Raising awareness is a double-edged sword.

I do it because I lived with flesh-scraping anxiety for too long before I realised it were an actual, diagnosable illness, and much longer than that before anyone gave me any help.

On the other hand, I am highly aware that, the more I post about living with, through and beyond mental illness, people wonder when I’m going to get better; move on and stop writing about the inner torment of my poor, tortured soul.

I am not surprised, to be fair, by the boredom that I am sure some people feel when they see another mental health post, or story. There is a somewhat frustrating homogeneity to a lot of, for example, eating disorder-related posts.

As well as the usual raft of newspaper stories which rely on heights, weights and pictures to shock readers, I have seen so many people claiming that they ‘almost died’ from anorexia, or that they couldn’t will themselves to eat more than five lychees over a three day period. Yes, everyone with an eating disorder is dying by default, because they’re certainly not living, but I know people who’ve actually died and almost died from eating disorders, and for anyone else to make that claim seems utterly disrespectful. Who are you trying to show off to? People you care about? Other people with eating disorders? Yourself? The same goes for flaunting how little you ate. What is this supposed to achieve? Please explain to me if you are better informed because I can only think that it serves to trigger others into eating less; underestimating the seriousness of their own illness and giving a false impression to the rest of the world about anorexia being an illness of fragility and perfect self-control.

Anyone who has experienced an eating disorder – or any other mental illness – will know that it’s a multi-faceted experience, characterised by boredom and frustration more than melodrama.

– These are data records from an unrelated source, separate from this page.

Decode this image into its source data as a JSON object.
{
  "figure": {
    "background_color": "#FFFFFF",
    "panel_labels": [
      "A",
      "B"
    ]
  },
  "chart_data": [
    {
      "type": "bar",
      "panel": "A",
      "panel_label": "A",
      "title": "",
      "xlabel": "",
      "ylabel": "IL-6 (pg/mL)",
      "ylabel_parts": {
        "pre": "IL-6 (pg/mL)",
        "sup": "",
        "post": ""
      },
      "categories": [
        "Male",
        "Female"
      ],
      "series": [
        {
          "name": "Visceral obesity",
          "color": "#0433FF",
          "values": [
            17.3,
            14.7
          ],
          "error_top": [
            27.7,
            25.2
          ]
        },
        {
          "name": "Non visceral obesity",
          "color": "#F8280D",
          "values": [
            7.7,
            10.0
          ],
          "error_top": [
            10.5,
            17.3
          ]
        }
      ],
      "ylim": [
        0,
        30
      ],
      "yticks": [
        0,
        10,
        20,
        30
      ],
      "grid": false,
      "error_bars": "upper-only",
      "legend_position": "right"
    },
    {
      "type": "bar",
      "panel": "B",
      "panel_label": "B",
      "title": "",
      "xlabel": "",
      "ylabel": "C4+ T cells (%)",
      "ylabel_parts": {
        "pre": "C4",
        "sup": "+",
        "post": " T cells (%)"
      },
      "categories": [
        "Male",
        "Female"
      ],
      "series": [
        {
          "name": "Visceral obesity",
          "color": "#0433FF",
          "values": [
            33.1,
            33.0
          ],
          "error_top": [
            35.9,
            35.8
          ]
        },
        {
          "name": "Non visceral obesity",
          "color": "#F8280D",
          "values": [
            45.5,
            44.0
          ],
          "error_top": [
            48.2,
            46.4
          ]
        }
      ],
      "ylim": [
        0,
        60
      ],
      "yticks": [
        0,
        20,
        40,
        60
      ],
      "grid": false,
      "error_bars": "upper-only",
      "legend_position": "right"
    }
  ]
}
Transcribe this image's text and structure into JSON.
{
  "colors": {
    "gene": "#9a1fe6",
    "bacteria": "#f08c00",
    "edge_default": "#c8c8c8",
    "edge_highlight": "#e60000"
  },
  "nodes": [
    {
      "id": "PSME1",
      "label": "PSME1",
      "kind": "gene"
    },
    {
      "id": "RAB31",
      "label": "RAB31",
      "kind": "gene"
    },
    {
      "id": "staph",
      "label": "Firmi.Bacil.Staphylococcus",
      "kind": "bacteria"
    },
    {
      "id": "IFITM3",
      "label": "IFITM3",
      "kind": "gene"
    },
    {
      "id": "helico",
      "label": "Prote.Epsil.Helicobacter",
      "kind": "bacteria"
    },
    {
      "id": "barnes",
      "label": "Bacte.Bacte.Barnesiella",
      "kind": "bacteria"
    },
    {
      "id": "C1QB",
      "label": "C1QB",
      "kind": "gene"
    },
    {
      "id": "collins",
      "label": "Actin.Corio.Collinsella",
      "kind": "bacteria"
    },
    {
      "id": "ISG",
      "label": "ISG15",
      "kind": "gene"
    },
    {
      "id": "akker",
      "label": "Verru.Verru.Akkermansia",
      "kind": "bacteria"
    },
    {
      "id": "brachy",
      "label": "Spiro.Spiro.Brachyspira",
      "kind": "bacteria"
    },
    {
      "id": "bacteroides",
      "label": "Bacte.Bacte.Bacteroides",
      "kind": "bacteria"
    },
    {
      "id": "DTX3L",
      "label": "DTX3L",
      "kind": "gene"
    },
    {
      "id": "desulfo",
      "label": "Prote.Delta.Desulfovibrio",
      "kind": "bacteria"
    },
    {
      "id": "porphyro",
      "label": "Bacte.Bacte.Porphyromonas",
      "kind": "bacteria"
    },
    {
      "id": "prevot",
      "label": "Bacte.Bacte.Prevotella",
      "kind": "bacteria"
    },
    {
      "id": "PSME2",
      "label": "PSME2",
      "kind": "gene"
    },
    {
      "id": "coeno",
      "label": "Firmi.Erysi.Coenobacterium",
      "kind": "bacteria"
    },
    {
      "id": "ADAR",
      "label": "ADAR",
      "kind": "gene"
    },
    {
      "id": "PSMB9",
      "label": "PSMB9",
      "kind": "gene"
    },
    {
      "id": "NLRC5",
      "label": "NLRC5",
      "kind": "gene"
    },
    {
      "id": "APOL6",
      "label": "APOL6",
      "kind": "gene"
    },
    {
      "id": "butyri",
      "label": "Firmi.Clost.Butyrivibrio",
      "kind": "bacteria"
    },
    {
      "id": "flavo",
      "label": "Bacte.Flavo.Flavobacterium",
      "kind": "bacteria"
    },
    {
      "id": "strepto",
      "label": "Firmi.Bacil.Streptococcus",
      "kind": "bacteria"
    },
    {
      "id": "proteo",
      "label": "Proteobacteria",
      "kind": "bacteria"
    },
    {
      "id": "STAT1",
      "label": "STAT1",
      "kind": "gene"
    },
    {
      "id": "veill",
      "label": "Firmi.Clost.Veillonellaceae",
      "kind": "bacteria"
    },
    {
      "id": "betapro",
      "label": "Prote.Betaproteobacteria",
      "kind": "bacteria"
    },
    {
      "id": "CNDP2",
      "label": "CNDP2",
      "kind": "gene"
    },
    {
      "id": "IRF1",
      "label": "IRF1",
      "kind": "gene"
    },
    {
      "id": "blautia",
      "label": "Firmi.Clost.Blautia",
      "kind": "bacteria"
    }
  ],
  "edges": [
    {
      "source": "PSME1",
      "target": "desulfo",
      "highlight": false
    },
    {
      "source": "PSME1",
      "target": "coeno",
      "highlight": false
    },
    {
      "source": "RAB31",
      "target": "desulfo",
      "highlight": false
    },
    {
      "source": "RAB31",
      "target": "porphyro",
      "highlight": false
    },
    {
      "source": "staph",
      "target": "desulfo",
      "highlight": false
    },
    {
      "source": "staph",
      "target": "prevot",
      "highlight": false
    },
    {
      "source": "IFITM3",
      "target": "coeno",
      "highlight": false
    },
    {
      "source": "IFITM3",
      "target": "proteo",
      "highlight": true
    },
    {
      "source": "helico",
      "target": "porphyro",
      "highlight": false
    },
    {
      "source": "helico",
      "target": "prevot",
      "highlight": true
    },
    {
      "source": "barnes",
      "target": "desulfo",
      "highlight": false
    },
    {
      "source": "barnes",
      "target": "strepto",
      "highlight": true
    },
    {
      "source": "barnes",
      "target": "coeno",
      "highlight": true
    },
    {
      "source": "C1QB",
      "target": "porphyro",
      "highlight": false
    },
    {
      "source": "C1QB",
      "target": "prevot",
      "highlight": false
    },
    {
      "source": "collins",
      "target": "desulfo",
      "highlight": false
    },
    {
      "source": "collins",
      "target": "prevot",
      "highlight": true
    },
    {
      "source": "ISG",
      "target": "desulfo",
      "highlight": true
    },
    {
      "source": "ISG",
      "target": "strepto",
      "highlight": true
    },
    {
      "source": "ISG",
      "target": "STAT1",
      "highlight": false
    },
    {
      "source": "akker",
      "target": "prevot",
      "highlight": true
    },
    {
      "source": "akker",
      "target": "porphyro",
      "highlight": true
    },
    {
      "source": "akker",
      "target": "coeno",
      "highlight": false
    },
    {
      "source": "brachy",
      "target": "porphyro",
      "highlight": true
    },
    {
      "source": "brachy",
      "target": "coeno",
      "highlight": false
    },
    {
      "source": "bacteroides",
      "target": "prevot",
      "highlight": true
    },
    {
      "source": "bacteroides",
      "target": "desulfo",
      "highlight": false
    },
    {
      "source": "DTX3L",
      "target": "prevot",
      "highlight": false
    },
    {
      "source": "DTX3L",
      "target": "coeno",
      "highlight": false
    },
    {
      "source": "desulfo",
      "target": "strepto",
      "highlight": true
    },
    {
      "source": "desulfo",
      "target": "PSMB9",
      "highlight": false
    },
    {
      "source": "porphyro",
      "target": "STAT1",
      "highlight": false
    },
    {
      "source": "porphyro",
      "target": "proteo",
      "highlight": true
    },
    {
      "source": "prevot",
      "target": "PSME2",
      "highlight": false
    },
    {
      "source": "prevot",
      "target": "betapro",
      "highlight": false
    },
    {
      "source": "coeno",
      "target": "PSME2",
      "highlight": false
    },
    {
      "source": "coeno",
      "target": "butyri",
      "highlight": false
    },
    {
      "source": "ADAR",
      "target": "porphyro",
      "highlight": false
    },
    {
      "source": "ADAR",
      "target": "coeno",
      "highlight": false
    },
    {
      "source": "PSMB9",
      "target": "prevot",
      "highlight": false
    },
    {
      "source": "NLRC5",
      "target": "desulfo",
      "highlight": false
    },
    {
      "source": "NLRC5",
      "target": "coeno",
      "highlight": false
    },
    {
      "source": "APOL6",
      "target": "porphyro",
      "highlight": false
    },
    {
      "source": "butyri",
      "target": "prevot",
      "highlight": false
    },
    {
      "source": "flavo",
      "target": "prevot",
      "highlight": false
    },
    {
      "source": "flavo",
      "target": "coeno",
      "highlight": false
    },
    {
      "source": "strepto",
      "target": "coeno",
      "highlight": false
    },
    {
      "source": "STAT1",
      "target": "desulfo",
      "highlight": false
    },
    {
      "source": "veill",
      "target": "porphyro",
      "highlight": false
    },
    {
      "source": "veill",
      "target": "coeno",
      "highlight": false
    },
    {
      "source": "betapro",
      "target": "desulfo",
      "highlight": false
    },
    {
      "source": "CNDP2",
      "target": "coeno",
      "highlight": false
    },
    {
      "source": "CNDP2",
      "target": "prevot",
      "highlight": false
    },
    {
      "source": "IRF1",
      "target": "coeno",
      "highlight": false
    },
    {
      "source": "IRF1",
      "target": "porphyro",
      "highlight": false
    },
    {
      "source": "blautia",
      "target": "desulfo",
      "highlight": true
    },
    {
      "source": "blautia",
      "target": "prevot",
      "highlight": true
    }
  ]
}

Please, please share your story to raise awareness. But please, please be honest. It is important for people to understand mental or physical illness, as much as it is important for people to share anything that is important to them. Be as open as you can be, because that’s the only way mental illness is ever going to become unstigmatised, but – for goodness sake – don’t tell a story of clichés because you think it sounds more dramatic. You are only belittling your own story.

And that’s why I keep writing. Because I didn’t know anxiety was an illness because no-one ever let me know that it wasn’t all phobias and panic attacks. Mental illness is like bad porridge – boring, grey, tasteless, lumpy and cold – and somebody needs to cut through all the tales of dramatic, near-death experiences and woe to acknowledge that.

In conclusion, thus and therefore, I think that that you should only ever share details of your eating disorder on the internet if you’re also prepared to answer questions about the state of your bowels at your sickest. Raising awareness has to be about honesty or it serves no purpose (except, of course, one of self aggrandisement and vaguely pro-ana outcomes).